The Bronze National Navigation Award is a practical hands-on award. It is aimed at people with no navigation experience whether you are new to the outdoors or have been relying on others, guidebooks or easy well-defined routes. The Bronze award is currently credit rated at SCQF level 4, with the syllabus of the Award teaching navigation in the countryside using paths tracks and other linear features. Basic map interpretation and compass work is also included.
Gaining this award does not qualify participants to teach or lead, but does provide recognition of the level of skill at which the participant can navigate. For those who are interested in progressing, Pentland Outdoor are also able to provide awards at Silver level.
At the Basic level we look at navigation in the outdoors using paths,tracks and other linear features. Basic map and compass also included.

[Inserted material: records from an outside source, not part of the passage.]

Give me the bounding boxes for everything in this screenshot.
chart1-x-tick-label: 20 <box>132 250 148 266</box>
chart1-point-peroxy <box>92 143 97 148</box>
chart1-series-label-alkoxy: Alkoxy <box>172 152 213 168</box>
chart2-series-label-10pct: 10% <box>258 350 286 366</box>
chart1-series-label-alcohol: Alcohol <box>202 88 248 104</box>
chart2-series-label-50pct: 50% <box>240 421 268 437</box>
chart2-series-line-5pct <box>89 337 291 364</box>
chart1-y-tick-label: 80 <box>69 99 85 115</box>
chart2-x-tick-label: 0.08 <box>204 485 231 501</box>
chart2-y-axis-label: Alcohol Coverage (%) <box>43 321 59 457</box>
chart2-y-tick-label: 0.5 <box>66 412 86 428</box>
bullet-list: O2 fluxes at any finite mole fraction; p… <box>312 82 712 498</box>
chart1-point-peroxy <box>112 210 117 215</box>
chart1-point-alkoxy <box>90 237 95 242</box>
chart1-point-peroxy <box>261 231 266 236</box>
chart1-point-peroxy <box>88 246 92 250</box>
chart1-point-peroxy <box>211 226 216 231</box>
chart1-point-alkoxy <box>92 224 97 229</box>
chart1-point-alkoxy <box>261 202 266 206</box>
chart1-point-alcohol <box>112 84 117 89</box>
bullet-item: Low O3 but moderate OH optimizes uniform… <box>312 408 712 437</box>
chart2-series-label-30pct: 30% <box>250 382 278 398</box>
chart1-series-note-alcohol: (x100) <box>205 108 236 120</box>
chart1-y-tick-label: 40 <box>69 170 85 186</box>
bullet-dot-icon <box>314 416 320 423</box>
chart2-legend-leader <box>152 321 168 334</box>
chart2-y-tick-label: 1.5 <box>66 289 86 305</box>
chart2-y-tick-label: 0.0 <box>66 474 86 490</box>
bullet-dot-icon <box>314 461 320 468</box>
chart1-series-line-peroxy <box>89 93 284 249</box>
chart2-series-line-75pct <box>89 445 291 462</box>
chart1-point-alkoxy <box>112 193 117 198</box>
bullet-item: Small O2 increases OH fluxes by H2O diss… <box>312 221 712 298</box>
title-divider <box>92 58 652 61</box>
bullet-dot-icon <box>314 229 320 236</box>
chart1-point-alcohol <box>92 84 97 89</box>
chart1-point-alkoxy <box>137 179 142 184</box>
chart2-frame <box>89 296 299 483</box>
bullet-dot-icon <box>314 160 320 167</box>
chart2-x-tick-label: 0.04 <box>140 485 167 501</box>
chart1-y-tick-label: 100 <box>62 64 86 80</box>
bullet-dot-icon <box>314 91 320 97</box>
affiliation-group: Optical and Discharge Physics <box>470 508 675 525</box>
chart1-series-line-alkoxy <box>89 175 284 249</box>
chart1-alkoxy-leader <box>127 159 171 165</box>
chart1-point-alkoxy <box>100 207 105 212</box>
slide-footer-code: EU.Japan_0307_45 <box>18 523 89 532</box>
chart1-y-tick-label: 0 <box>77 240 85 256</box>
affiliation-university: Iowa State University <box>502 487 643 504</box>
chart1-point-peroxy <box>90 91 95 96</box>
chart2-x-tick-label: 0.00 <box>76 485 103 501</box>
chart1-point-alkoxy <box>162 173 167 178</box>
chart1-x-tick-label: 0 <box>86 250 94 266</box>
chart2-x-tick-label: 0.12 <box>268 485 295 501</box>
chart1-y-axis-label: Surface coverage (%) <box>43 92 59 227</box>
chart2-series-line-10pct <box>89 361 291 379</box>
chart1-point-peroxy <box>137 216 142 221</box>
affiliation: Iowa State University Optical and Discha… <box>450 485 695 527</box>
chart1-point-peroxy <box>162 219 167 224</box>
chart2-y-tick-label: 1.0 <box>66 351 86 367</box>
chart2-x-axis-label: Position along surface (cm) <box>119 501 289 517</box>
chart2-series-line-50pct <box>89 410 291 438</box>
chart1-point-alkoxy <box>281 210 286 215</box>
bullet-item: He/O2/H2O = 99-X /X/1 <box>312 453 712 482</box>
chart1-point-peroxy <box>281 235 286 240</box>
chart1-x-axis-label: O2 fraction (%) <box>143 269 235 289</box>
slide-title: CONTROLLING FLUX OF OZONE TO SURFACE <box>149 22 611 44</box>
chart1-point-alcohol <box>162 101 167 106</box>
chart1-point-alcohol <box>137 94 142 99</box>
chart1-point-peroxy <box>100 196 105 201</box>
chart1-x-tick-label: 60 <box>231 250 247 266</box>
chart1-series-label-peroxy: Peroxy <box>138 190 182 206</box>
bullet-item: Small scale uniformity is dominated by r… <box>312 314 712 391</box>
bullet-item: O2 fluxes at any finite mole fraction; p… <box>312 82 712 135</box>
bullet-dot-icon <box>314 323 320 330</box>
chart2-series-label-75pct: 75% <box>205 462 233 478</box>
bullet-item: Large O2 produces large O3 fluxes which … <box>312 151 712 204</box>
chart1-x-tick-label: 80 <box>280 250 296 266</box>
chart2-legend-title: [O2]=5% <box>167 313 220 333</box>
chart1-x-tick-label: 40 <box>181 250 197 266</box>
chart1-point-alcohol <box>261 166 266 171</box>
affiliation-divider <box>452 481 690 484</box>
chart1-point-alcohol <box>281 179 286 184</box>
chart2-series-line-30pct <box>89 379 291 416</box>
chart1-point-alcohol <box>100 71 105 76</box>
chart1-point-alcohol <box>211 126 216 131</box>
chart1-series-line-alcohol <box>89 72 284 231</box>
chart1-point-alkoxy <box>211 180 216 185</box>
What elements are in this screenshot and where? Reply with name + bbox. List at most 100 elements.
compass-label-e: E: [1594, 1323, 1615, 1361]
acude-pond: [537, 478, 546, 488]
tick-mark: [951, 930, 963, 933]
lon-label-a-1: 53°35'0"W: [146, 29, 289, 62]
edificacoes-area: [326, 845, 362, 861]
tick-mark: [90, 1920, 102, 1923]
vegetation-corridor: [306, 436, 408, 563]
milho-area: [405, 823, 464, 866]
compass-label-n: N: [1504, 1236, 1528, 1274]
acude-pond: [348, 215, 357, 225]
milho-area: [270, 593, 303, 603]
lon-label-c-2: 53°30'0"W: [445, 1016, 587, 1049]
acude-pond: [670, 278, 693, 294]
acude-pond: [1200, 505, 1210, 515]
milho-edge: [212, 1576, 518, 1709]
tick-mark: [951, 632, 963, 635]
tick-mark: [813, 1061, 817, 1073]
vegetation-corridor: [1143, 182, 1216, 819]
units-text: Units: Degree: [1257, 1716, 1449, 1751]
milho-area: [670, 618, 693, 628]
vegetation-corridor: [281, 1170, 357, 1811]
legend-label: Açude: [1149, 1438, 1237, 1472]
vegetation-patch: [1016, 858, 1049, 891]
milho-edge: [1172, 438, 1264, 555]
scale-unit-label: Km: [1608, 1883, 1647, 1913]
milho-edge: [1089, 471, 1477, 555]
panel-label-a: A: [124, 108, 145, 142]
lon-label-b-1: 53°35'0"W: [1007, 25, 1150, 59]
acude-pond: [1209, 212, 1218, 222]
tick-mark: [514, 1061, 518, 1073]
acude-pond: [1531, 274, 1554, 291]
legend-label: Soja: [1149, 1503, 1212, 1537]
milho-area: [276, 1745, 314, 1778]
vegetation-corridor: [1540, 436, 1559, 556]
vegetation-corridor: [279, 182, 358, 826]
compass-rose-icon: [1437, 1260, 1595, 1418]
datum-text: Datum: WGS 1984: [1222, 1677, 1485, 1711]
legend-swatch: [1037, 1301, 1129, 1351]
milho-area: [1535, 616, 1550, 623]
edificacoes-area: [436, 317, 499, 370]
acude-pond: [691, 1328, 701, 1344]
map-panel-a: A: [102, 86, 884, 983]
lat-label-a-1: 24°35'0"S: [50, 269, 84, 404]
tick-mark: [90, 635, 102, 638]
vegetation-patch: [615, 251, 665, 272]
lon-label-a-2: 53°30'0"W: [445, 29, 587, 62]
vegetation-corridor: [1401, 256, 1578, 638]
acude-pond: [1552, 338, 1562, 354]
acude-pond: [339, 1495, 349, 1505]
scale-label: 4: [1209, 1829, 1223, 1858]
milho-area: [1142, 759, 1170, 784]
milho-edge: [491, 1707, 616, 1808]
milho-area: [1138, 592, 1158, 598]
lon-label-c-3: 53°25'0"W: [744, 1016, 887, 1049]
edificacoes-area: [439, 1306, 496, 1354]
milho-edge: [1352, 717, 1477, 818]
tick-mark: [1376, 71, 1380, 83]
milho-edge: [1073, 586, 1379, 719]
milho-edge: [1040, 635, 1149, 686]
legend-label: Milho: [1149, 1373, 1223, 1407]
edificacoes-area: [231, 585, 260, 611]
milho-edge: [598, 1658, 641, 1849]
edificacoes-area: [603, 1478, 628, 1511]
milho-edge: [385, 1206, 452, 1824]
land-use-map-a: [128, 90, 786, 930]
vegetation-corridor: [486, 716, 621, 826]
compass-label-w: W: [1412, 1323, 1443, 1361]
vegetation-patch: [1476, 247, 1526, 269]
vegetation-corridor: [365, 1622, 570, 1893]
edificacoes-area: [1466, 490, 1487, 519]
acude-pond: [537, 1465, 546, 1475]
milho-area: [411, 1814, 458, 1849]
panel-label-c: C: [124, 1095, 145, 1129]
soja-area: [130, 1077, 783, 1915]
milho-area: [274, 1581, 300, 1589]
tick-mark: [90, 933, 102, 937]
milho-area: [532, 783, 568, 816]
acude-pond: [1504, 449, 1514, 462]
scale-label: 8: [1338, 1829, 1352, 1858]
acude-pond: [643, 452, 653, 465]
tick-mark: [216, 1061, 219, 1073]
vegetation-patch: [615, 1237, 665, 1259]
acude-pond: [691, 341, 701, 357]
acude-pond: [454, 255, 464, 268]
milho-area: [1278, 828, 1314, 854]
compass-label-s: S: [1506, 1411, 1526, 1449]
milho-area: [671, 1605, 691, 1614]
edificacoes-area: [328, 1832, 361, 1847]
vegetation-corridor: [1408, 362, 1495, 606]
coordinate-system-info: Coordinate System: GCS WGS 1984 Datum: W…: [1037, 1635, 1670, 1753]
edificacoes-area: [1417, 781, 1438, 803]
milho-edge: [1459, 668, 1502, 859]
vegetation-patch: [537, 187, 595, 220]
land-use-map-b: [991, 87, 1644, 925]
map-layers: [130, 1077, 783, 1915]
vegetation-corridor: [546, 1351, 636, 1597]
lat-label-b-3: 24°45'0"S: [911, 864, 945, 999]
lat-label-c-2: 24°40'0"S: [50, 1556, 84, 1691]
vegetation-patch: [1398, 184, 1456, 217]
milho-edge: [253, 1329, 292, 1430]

This is a great course for those with little or no navigational experience.
Most of the time will be spent out on the hill.
Minimum Group Size: One - Maximum Group Size Eight
Assumes: No previous knowledge
Cost: Course and Assessment £60.00
Note: This price does not include food and accommodation.
By the end of the course you should be able to demonstrate competence in the following areas:
Understanding the nature of a map as a two dimensional plan.
Understanding map symbols, scales and the underlying principle of the magnetic compass including cardinal points.
Ordnance Survey maps at scales of 1:25,000 and 1:50,000, Harvey Walkers maps, specialist maps from organisations like the British Waterways Board or Orienteering maps - or a selection of these - will be covered here depending on circumstances and resources.
The part played by grid references and magnetic variation will depend on the type of map being used.
Take a 6 figure grid reference for any given position and also locate such a reference on the map.
Orientate the map with and without a compass.
Use the orientated map to identify land features and indicate direction of travel.
Choose simple navigation strategies and routes.
Use linear features (e.g. paths and tracks) as handrails in simple navigation exercises.
Estimate distance on both map and ground.
Using a basic understanding of contours, match major landforms like hills and valleys to their map representation.
Plan a safe, suitable walk.
Relocate using simple techniques on paths and other handrails.
Understand access rights and responsibilities.
Demonstrate an awareness of local and national access issues and access legislation
Demonstrate knowledge of the Countryside Code, and of procedures to be followed in the event of an emergency.